View Full Version : Your Oceanian family heirlooms

01-11-2017, 11:49 PM
I posted this in a thread in the General area, but thought it may be best to post it in a new thread in the Oceanian section, as its more relevant, and more of us can share.

I've just returned from New Zealand in which I spent Christmas and the New Year there seeing family. I went down to Rotorua for a few days which included seeing a Maori taonga (a treasure in Māori culture) connected to my family.

My 6th great grandfather, Papaharakeke, was a warrior within the Ngāpuhi iwi (tribe) who's daughter was also adopted by Tāmati Wāka Nene (https://en.wikipedia.org/wiki/T%C4%81mati_W%C4%81ka_Nene) (an important chief). This is New Zealand's largest iwi who's ancestral land is in Northland of the North Island.

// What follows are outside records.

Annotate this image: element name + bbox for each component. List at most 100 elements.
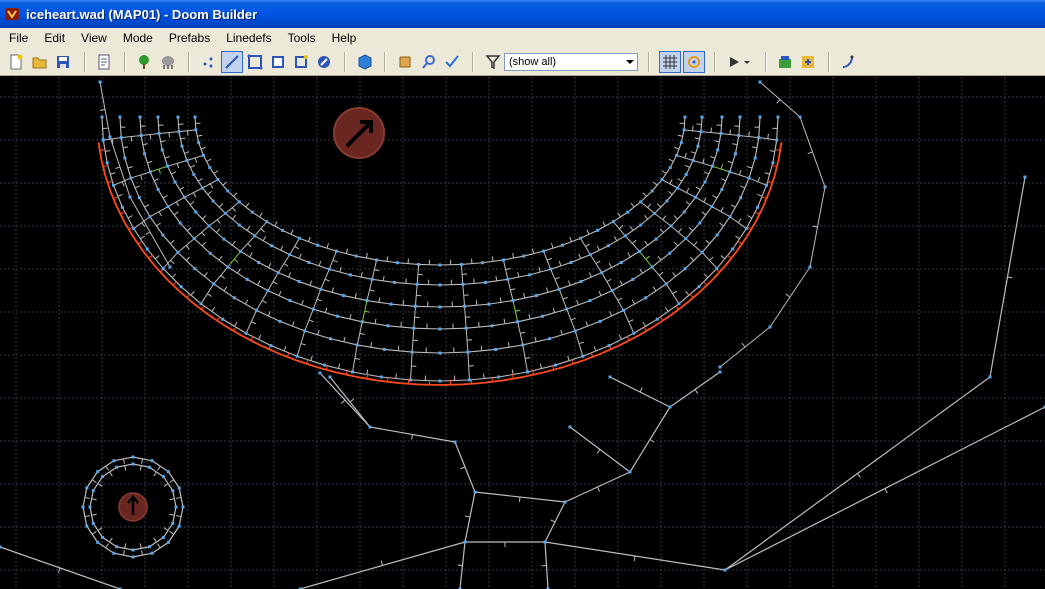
vertex [254, 308, 258, 312]
filter-icon[interactable] [482, 51, 504, 73]
vertex [677, 302, 681, 306]
linedef-normal [201, 305, 205, 310]
linedef-normal [578, 341, 584, 345]
save-map-icon[interactable] [52, 51, 74, 73]
vertex [319, 287, 323, 291]
vertex [194, 128, 198, 132]
linedef-normal [164, 156, 170, 159]
things-filter-select[interactable]: (show all) [504, 53, 638, 71]
map-linedefs[interactable] [0, 81, 1045, 589]
menu-linedefs[interactable]: Linedefs [218, 28, 279, 48]
vertex [644, 296, 648, 300]
menu-file[interactable]: File [0, 28, 36, 48]
linedef-normal [757, 193, 763, 197]
vertex [179, 285, 183, 289]
linedef-normal [747, 166, 753, 169]
grid-icon[interactable] [659, 51, 681, 73]
sectors-mode-icon[interactable] [244, 51, 266, 73]
vertex [573, 329, 577, 333]
vertex [438, 379, 442, 383]
vertex [579, 280, 583, 284]
linedef-normal [764, 172, 770, 175]
vertices-mode-icon[interactable] [197, 51, 219, 73]
linedef-normal [172, 281, 177, 286]
map-vertices[interactable] [0, 80, 1045, 589]
filter-value: (show all) [509, 56, 557, 68]
3d-mode-icon[interactable] [313, 51, 335, 73]
linedef [277, 254, 291, 273]
menu-edit[interactable]: Edit [36, 28, 73, 48]
zoom-icon[interactable] [394, 51, 416, 73]
vertex [464, 326, 468, 330]
linedef-normal [280, 245, 284, 251]
menu-prefabs[interactable]: Prefabs [161, 28, 218, 48]
linedefs-mode-icon[interactable] [221, 51, 243, 73]
teleport-thing[interactable] [118, 492, 148, 522]
play-dropdown-icon[interactable] [740, 51, 754, 73]
linedef-normal [714, 140, 720, 143]
things-mode-icon[interactable] [267, 51, 289, 73]
linedef-normal [560, 329, 563, 335]
linedef-normal [586, 229, 590, 235]
make-sectors-icon[interactable] [290, 51, 312, 73]
vertex [269, 344, 273, 348]
script-icon[interactable] [837, 51, 859, 73]
linedef-normal [91, 479, 97, 483]
chevron-down-icon[interactable] [623, 54, 637, 70]
map-options-icon[interactable] [93, 51, 115, 73]
validate-icon[interactable] [441, 51, 463, 73]
vertex [216, 178, 220, 182]
vertex [212, 282, 216, 286]
linedef-normal [639, 268, 643, 274]
linedef-normal [209, 183, 214, 189]
new-map-icon[interactable] [5, 51, 27, 73]
select-region-icon[interactable] [354, 51, 376, 73]
linedef-normal [259, 212, 263, 218]
vertex [731, 247, 735, 251]
vertex [522, 254, 526, 258]
linedef-normal [251, 321, 257, 325]
linedef-normal [107, 180, 113, 184]
linedef-normal [211, 307, 216, 312]
doom-builder-app-icon[interactable] [4, 6, 20, 22]
linedef [729, 197, 742, 218]
menu-view[interactable]: View [73, 28, 115, 48]
linedef-normal [186, 130, 189, 136]
vertex [257, 261, 261, 265]
vertex [639, 223, 643, 227]
menu-mode[interactable]: Mode [115, 28, 161, 48]
linedef-normal [630, 202, 635, 208]
vertex [611, 220, 615, 224]
linedef-normal [163, 527, 169, 531]
things-tree-icon[interactable] [133, 51, 155, 73]
vertex [606, 244, 610, 248]
things-gray-icon[interactable] [157, 51, 179, 73]
build-nodes-icon[interactable] [774, 51, 796, 73]
vertex [368, 425, 372, 429]
snap-icon[interactable] [683, 51, 705, 73]
linedef-normal [288, 272, 292, 278]
map-canvas[interactable] [0, 77, 1045, 589]
menu-help[interactable]: Help [324, 28, 365, 48]
linedef-normal [91, 498, 97, 501]
linedef-normal [562, 296, 568, 300]
vertex [719, 132, 723, 136]
menu-tools[interactable]: Tools [280, 28, 324, 48]
vertex [798, 115, 802, 119]
vertex [415, 282, 419, 286]
linedef-normal [631, 239, 637, 244]
export-icon[interactable] [797, 51, 819, 73]
linedef-normal [190, 164, 196, 168]
open-map-icon[interactable] [29, 51, 51, 73]
linedef-normal [201, 241, 206, 247]
vertex [710, 205, 714, 209]
linedef-normal [360, 272, 363, 278]
linedef-normal [145, 231, 151, 235]
linedef-normal [213, 170, 219, 174]
linedef-normal [719, 222, 724, 227]
player-start-thing[interactable] [333, 107, 385, 159]
vertex [105, 161, 109, 165]
linedef-normal [105, 150, 111, 152]
vertex [697, 285, 701, 289]
check-map-icon[interactable] [418, 51, 440, 73]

In 1822 he was killed by Tuhourangi (another tribe in Rotorua) at Motutawa Island (in Rotorua) on the encouragement of Te Rauparaha, who wanted revenge for a relative lost during Ngāpuhi's capture of Te Totara pa (hill fort). In 1823 Hongi Hika (https://en.wikipedia.org/wiki/Hongi_Hika) launched his war expedition against Te Arawa (main tribe of Rotorua area) to avenge the murders at Motutawa.

This patu onewa (https://en.wikipedia.org/wiki/Patu) (stone club weapon) was made by Ngāpuhi to seek retribution for the death of Papaharakeke, but was never used. In 1933 the Hon. Sir Apirana Ngata (https://en.wikipedia.org/wiki/%C4%80pirana_Ngata) presented Papaharakeke to Te Arawa as a token of friendship from Ngāpuhi. Later that year Mr Hamuera Tai Mitchell deposited Papaharakeke in the Auckland Museum on behalf of the Te Arawa Trust Board.

It is now looked after by the Rotorua Museum.

Because of the spiritual and family nature of the patu, only family members can touch such taonga, so therefore the museum curator had to use gloves to move it.

I learnt that there is another story associated with it, that is it was actually used in retribution and killed many men in battle. Either way it was incredible to be able to hold such an important family item, and an important part of New Zealand's Maori history.

Because photography of it isn't allowed, this is an official photo.


Do any other Oceanian members have items that have been passed down from generation to generation?